The key to the perfectly crispy chip is the mandolin. You need to get the potatoes really, really thin, so unless you have the knife skills of a ninja, a mandolin is the way to go. You don't need a fancy one -- a simple $20 slicer works perfectly. Just make sure you get one with a guard, and don't worry that you can't use that last little chunk at the end of each potato. Just set it aside for soup, and save your fingertips!
Russet potatoes are best.You'll love the microwavable version of this recipe, which makes a small batch of super crisp chips in about 2 minutes.
These chips are great with a sprinkle of sea salt
3 medium russet potatoes
Oil baking spray
Sea salt or Baked Potato Chip seasoning, to taste
1. Slice the potatoes into very, very thin rounds using a porcelain slicer or mandoline (always use the guard!). I use the 1.3mm setting. Place the slices in a large bowl. Cover with cold water, swish and then drain.

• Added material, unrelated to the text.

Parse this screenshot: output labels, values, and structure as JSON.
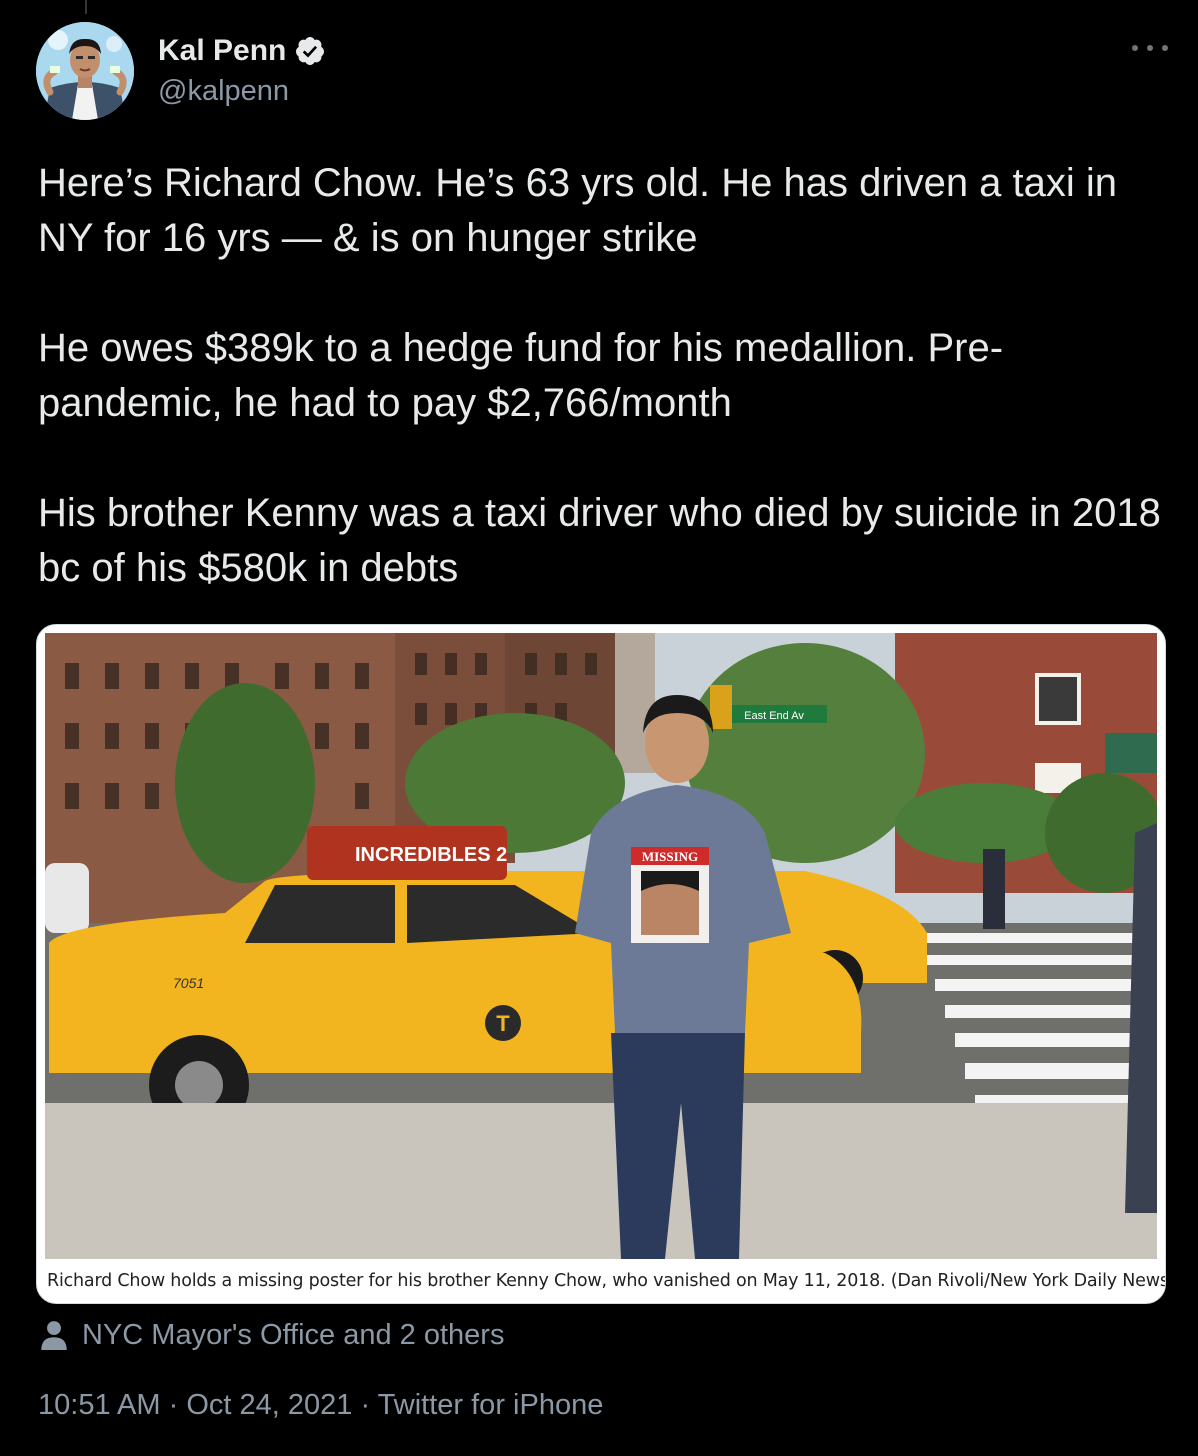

2. Place the slices in a single layer on a towel, and then roll it up to lightly dry them. Keep the slices rolled up in the towel as you cook off batches to keep them from oxidizing and turning brown.
3. To microwave your chips, spray the potato slices with an oil baking spray and place in a single layer on a microwave safe plate (sprayed with a bit more baking spray). Cook on full power for 1 to 2 minutes. You'll likely need to do this in many small batches. Be careful when you remove the plate because it will be very hot.